Towards scalable and context-aware multimodal interactive video retrieval
摘要
Interactive video retrieval (IVR) remains a challenging problem due to its multimodal nature, ambiguous user intent, and strict real-time constraints. While advances in vision-language models (VLMs) have substantially improved retrieval accuracy, existing systems still struggle to balance scalability, latency, and robustness, especially under loosely defined queries. This paper introduces a unified, multimodal, and context-aware framework for large-scale IVR that systematically addresses these challenges.
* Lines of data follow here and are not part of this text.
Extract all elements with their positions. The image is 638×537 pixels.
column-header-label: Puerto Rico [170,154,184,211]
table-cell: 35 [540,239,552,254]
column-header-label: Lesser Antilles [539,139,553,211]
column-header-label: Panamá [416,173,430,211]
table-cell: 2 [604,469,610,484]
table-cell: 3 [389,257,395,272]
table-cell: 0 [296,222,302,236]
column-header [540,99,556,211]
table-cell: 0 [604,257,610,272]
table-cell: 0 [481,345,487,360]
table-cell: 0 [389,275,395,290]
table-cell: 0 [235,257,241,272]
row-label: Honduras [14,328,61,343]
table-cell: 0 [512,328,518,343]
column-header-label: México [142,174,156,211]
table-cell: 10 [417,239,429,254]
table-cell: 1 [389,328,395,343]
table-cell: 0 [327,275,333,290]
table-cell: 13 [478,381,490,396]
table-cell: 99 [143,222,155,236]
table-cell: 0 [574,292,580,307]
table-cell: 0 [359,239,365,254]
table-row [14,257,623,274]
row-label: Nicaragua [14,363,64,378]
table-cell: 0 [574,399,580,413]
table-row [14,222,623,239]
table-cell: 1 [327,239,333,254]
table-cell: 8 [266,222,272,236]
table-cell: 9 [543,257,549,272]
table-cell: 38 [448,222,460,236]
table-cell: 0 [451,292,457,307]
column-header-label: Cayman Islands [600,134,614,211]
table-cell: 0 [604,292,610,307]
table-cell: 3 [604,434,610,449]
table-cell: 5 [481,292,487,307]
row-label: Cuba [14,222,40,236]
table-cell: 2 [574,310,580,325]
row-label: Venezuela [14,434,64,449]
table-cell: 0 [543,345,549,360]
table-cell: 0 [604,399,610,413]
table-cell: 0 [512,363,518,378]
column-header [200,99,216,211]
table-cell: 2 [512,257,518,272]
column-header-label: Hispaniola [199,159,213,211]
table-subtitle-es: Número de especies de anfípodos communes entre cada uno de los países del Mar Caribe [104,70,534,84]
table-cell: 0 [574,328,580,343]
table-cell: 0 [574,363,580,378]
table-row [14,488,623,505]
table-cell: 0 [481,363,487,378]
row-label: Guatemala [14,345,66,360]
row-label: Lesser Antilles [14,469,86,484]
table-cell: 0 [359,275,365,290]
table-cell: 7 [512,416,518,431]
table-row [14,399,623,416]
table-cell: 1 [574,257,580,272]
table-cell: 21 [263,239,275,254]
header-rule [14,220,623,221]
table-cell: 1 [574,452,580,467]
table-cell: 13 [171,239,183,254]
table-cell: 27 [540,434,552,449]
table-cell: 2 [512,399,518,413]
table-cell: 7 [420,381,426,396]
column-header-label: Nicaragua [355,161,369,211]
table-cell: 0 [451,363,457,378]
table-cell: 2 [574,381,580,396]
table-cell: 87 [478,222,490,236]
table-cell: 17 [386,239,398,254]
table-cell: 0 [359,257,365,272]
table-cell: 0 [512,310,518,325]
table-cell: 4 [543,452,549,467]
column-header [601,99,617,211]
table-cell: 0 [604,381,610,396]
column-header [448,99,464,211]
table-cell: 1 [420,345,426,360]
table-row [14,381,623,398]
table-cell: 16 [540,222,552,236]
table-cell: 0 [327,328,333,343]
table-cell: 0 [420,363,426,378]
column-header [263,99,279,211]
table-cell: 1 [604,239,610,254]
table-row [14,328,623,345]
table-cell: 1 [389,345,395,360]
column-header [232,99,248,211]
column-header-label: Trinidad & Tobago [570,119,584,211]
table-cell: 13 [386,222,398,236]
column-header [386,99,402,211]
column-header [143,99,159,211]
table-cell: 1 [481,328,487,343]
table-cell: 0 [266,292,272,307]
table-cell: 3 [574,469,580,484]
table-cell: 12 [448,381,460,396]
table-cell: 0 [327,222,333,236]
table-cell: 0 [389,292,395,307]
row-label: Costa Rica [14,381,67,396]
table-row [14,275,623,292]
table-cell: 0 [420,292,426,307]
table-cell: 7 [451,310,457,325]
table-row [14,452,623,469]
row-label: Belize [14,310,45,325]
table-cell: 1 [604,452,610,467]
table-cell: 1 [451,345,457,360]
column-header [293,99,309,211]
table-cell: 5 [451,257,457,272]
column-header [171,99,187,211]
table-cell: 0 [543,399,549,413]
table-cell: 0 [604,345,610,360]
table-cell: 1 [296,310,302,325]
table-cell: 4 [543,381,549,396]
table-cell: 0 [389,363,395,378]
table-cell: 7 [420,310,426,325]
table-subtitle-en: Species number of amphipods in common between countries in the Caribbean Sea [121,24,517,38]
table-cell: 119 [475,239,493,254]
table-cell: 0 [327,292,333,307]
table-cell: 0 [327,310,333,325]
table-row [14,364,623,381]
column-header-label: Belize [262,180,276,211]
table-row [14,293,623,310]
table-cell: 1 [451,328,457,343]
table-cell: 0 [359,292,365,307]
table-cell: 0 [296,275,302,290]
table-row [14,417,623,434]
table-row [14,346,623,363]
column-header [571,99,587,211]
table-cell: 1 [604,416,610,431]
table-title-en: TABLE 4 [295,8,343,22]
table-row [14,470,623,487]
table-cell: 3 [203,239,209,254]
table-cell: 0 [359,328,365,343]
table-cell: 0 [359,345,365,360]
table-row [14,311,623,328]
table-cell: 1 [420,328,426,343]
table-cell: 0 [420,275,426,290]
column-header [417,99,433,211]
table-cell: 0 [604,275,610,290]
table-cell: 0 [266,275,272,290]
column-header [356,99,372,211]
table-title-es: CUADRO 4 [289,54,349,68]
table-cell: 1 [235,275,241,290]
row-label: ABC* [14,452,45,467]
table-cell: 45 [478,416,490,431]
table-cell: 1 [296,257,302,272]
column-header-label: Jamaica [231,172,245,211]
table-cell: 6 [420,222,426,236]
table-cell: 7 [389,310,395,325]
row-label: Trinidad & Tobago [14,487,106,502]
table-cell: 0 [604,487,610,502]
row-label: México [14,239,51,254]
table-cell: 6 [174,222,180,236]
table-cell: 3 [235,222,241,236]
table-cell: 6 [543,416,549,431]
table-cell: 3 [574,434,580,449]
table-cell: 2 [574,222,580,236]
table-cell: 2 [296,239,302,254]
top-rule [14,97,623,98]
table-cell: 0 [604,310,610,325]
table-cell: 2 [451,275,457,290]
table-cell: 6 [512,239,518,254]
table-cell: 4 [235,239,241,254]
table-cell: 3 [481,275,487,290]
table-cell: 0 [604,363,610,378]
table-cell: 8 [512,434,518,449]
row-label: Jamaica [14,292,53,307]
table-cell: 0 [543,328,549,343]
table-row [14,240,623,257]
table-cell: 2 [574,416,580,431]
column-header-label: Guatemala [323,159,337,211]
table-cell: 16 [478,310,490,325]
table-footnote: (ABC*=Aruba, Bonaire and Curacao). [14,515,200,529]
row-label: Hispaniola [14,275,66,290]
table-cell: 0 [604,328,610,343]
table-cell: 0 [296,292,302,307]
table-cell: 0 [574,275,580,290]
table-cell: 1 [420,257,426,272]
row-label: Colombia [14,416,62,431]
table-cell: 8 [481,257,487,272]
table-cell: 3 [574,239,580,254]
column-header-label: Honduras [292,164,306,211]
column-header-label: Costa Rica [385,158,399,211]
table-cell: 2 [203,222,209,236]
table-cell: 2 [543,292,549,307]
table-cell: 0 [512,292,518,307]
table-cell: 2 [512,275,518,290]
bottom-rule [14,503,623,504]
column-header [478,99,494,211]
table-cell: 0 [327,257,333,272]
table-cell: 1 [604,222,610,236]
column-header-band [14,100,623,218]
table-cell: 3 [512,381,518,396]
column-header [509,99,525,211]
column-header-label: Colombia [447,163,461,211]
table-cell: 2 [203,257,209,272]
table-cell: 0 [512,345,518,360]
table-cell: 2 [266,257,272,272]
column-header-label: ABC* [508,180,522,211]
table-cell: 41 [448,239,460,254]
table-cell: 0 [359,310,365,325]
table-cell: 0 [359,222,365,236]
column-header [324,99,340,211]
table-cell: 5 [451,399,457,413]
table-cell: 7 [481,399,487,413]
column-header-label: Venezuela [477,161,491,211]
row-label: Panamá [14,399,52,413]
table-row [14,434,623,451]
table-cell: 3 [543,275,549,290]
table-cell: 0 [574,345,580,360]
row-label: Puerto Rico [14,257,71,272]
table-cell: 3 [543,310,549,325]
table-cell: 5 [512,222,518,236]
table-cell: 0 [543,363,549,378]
First, a fast and scalable design leverages GPU-accelerated indexing, parallel inference, and lightweight fusion to achieve sub-second responsiveness at million-scale. Second, a multimodal architecture integrates vision-language embeddings, scene text, speech transcripts, and object-level cues through adaptive score fusion, mitigating modality bias and ensuring robust retrieval across diverse query types. Third, a multi-stage sequential retrieval paradigm handles ambiguous or partially ordered queries via coarse-to-fine expansion and context-aware alignment, enabling accurate retrieval under uncertain temporal boundaries. The framework is validated on V3C, domain-specific datasets, and further evaluated under time-critical, user-interactive conditions in the Video Browser Showdown (VBS) and Ho Chi Minh AI Challenge (AIC), benchmarks widely recognized for reflecting real-world scalability and interaction performance. Consistent top-tier results across multiple years demonstrate the robustness and generalizability of the proposed design beyond competition settings. By unifying scalability, multimodality, and temporal reasoning within a single architecture, this work contributes an empirically validated framework that advances the state of the art in interactive video retrieval.